It’s official: Texas now, by law, prohibits transgender youth from participating in school sports on the team properly aligned with their gender identity.

Texas House Bill 25, passed by lawmakers last fall during their third special session of the year and then gleefully and hatefully signed into law by Gov. Greg Abbott, went into effect this week, on Tuesday, Jan. 18.

HB 25 is one of the dozens of bills attacking transgender youth that swept through multiple state legislatures in 2021.

Lambda Legal Senior Staff Attorney, Shelly Skeen noted, “HB 25 targets and attempts to further marginalize an already vulnerable student population by denying transgender kids the many benefits and opportunities full and equal participation in interscholastic athletics provides. It not only excludes them from the leadership skills, teamwork, self-esteem, discipline, health benefits and camaraderie that sports offer, it also sets them apart from their peers each day at school, subjecting them to increased bullying and harassment, which is already all too pervasive in our schools.
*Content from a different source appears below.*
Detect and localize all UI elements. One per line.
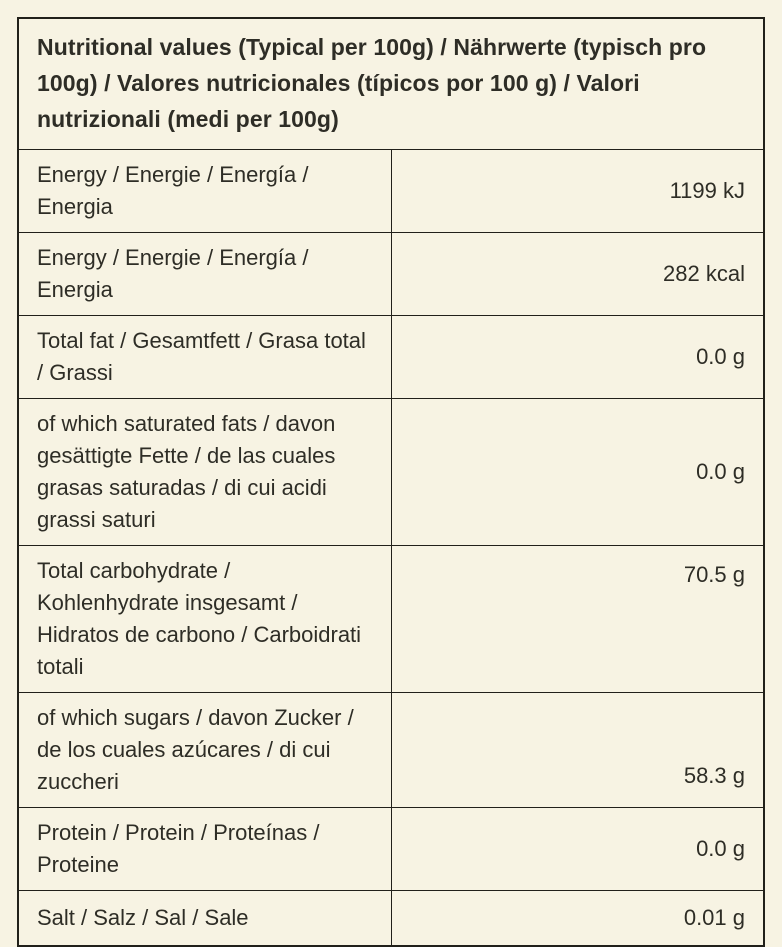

“No student in our state, or anywhere, should suffer such unfair and unequal treatment simply because of who they are,” Skeen included.

According to the Movement Advancement Project, Texas is now one of 10 states banning trans youth from participating in team sports.

Equality Texas calls the ban “cruel, dehumanizing, and harmful,” and noted that just the debate over the ban alone, characterized by increasingly hateful and false rhetoric, created an increase in bullying, calls to suicide hotlines and physical assaults, not to mention the effect of the actual ban itself.

And the American Psychological Association has registered its opposition to such bans:

“Transgender children vary in athletic ability, just as other youth do. There is no evidence to support claims that allowing transgender student athletes to play on the team that fits their gender identity would affect the nature of the sport or competition.

“A person’s gender identity is how each person perceives and describes their gender. This may or may not be consistent with the sex someone was assigned at birth. Gender identity is central to how children and adolescents perceive themselves. Requiring transgender youth to athletically compete in a manner conforming with their assigned sex at birth is the same as banning them from athletic competition entirely.

“There is ample evidence that an opportunity for adolescents to participate in sports results in positive outcomes, such as better grades, greater homework completion, higher educational and occupational aspirations and improved self-esteem. Transgender youth should have access to the benefits of sports, just as other children do.”